O analista da Necton cita o exemplo da recente negociação envolvendo o Green Towers (GTWR11), proprietário do imóvel de 138 mil metros quadrados que serve de sede administrativa do Banco do Brasil, em Brasília. A pedido da instituição financeira, o fundo aceitou negociar a política de reajuste do aluguel. Um dos pontos previa a troca do IGP-M por um índice fixo de 11,5% ao ano.
As condições propostas pelo fundo para a mudança, estavam o aumento da duração do contrato e a revisão da multa rescisória caso o locatário desista do imóvel. As demandas foram aceitas pelo Banco do Brasil. O acordo foi recebido bem pelos investidores e as cotas do Green Towers registraram valorização de 25% em dezembro, maior alta do período.
Projeções para 2022
As recentes previsões sobre os indicadores econômicos, diminuem as eventuais preocupações dos investidores com a troca de indexadores negociada pelos FII’s com os inquilinos “para os próximos meses, projetamos a continuidade no aumento da taxa de juros e já começaremos a observar uma inflação mais controlada”, prevê Navikas. “Desta forma, o impacto dos índices de inflação, seja qual for, não será tão grande. Não devemos esperar, para 2022, um aluguel subindo tanto como nos anos anteriores”.
A perspectiva favorece os fundos de “papel” que mantêm títulos e recebíveis indexados à taxa CDI (certificado de depósito interbancário), que se beneficiam com a elevação da taxa básica de juros da economia nacional, a Selic, atualmente em 9,25% ao ano – e que pode chegar, na projeção da Necton, a 11% no final de 2022.
Navikas, afirma que “na nossa carteira recomendada de fundos imobiliários, já estamos trocando fundos de ‘papel’ com portfólios mais indexados à inflação por carteiras mais atreladas à taxa do CDI, exatamente porque já vemos o movimento de aumento dos juros e arrefecimento da inflação“.

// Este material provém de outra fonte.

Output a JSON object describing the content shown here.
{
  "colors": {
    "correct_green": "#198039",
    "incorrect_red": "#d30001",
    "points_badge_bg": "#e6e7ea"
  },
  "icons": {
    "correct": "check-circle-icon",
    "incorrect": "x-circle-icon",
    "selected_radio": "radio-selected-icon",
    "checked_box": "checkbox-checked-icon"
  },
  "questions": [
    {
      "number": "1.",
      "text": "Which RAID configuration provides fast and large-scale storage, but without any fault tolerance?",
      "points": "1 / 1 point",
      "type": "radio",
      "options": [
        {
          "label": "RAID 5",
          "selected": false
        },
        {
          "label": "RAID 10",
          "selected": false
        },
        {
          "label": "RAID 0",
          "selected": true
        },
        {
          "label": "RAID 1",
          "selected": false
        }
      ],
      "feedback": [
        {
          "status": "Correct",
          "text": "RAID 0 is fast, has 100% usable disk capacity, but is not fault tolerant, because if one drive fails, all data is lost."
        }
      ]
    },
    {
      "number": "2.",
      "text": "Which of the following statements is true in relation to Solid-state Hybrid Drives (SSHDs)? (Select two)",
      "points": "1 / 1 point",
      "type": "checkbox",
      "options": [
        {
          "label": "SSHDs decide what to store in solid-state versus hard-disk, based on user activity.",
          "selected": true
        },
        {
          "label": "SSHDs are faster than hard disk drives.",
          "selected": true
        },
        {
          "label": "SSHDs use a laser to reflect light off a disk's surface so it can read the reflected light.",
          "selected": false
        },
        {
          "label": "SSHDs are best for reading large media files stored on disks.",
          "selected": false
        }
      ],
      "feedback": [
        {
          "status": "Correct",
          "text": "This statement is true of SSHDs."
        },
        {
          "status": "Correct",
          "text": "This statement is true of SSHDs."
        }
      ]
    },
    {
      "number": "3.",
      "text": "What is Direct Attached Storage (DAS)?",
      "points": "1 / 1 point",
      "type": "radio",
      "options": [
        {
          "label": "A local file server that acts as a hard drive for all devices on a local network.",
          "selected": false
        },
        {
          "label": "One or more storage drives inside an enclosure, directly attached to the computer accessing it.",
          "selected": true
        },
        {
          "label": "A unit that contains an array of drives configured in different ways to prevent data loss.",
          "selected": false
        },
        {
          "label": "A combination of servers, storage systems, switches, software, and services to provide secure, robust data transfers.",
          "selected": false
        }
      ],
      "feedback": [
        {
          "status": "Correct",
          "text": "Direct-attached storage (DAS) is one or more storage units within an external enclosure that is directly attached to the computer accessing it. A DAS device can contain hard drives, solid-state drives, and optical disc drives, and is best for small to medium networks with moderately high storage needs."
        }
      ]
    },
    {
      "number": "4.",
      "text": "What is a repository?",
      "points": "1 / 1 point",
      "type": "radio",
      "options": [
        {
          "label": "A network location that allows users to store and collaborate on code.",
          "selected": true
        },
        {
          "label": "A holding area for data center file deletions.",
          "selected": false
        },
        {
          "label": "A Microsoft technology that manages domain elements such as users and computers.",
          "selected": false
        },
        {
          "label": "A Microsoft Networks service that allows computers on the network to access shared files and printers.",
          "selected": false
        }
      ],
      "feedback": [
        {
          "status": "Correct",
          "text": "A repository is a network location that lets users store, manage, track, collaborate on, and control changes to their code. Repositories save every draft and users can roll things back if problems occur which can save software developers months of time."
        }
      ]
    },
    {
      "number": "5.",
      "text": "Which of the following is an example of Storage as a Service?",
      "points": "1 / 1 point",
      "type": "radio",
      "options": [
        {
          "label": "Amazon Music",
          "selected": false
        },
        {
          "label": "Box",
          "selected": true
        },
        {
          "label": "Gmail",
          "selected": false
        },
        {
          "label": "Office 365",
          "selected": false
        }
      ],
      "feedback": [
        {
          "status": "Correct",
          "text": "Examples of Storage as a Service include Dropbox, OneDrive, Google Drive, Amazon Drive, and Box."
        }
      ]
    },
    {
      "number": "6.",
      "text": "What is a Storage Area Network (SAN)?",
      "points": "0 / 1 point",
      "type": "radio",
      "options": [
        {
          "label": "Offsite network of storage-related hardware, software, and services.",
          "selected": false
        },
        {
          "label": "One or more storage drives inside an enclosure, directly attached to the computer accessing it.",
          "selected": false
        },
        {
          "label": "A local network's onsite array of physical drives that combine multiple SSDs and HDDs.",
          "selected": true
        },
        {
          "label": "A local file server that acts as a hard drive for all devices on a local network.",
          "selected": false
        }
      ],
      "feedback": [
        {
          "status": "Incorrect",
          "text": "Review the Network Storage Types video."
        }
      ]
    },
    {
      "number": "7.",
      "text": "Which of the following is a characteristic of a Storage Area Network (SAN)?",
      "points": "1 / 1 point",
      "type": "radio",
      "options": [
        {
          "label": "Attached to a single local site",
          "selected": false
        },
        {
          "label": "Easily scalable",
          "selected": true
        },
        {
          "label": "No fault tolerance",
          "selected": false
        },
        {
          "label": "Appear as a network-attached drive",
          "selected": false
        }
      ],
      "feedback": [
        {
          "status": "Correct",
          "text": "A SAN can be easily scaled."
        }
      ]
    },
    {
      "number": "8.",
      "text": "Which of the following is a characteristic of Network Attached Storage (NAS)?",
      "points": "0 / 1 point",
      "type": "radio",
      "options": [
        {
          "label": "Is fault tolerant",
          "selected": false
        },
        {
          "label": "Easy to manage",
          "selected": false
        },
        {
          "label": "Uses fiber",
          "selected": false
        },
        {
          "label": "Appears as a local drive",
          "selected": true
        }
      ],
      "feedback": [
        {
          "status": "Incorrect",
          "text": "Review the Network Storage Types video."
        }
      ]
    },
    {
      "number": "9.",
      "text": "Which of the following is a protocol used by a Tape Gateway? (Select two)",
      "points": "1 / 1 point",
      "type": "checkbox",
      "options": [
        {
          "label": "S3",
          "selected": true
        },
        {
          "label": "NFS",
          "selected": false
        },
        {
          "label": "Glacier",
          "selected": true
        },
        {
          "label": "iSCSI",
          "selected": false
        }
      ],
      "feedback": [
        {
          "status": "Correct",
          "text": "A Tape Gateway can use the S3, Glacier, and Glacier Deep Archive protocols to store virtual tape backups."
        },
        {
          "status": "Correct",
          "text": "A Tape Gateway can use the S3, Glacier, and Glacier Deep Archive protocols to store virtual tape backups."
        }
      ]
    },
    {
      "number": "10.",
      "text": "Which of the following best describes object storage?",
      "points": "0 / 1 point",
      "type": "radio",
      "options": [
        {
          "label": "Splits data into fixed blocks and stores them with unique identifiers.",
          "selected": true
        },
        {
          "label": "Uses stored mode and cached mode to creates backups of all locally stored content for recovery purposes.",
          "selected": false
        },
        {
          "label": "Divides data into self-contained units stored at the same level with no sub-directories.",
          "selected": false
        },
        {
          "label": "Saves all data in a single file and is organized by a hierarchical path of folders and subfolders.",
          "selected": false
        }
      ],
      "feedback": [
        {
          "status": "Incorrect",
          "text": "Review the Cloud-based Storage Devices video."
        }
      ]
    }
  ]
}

No caso do IGP-M, a desaceleração mais acentuada está prevista exatamente para este ano. De acordo com Braz, a expectativa é que em maio o índice já esteja perto de 10%, resultado muito mais próximo ao do IPCA. A tendência deve se manter ao longo de 2022 e deverá fixar uma diferença na casa de um ponto percentual entre os índices.
Sobre a previsão, Braz pondera o risco de se fazer estimativa de um índice como o IGP-M, dada a sensibilidade em relação aos fenômenos climáticos, oscilações do câmbio e preços internacionais. “Especialmente em um ano eleitoral que pode estimular oscilações no câmbio e, consequentemente, pressão no IGP-M”, diz.